A lot of the news is really only of interest to us as financial advisers, but sometimes its worth updating some stories which might be of interest. For example, the FCA have issued further warnings to clients to be vigilant when it comes to scams. This week their own website became a target for scammers who launched a scam register. The FCA were quick to make sure that the site was taken down thank goodness. They had to act quickly after the Complaints Commissioner criticised them last year for inaccuracies in their register which were found to have contributed to fraud in one particular case!
James Coney – Money Editor of the Times and Sunday Times was quite critical of the way in which Professional Indemnity insurance (PII) costs are having a negative impact on the availability and cost of advice. Coney estimates that the minimum cost of defined benefit advice is now £4,000 as a result of the increased costs of PII and regulation on advisers. I suspect the minimum cost is a lot higher than that – but he’s right that these increased costs are genuinely preventing people from being able to afford to seek advice, especially when the ban on contingent charging comes into effect in October.

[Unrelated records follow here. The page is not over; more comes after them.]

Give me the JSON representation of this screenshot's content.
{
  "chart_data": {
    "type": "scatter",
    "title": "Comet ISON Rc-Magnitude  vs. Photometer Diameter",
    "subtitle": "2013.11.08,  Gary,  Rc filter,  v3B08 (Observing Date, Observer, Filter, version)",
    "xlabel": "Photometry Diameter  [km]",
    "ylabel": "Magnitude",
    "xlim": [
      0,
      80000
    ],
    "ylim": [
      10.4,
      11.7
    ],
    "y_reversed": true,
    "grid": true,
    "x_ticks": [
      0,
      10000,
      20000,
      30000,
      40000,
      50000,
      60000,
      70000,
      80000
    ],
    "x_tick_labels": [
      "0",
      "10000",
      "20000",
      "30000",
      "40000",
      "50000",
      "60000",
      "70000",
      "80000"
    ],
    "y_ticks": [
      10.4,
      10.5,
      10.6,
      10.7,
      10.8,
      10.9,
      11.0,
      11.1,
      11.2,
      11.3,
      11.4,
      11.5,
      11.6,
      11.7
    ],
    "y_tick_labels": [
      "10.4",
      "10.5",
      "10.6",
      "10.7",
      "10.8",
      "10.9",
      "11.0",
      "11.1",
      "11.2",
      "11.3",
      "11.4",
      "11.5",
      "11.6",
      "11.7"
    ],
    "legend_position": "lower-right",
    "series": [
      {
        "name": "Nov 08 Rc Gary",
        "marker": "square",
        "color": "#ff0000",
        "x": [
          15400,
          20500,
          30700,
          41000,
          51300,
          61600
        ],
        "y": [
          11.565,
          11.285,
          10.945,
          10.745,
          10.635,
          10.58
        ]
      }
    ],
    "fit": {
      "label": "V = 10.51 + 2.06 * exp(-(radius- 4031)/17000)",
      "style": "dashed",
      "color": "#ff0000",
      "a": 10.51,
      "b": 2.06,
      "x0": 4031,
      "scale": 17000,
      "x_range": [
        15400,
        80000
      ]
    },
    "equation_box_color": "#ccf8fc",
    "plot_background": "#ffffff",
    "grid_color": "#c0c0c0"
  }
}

In other news, the FCA have release analysis which suggests that on average financial advice firms will face costs of £300,000 a year as a result of the new rules on defined benefit transfers. Obviously, this is based on the cost impact across the whole market – as far as we are concerned the new rules won’t have much impact on us at all because we’ve already adopted almost all the changes.
Finally, the FCA have just announced the appointment of a new chief executive Nikhil Rathi who will take up the post in October. Mr Rathi has plenty of financial services experience. He is currently chief executive of the London Stock Exchange and prior to that he worked at the Treasury Department for over 10 years.
Let’s hope he does a good job and recognises that financial advisers are a vital part of the community.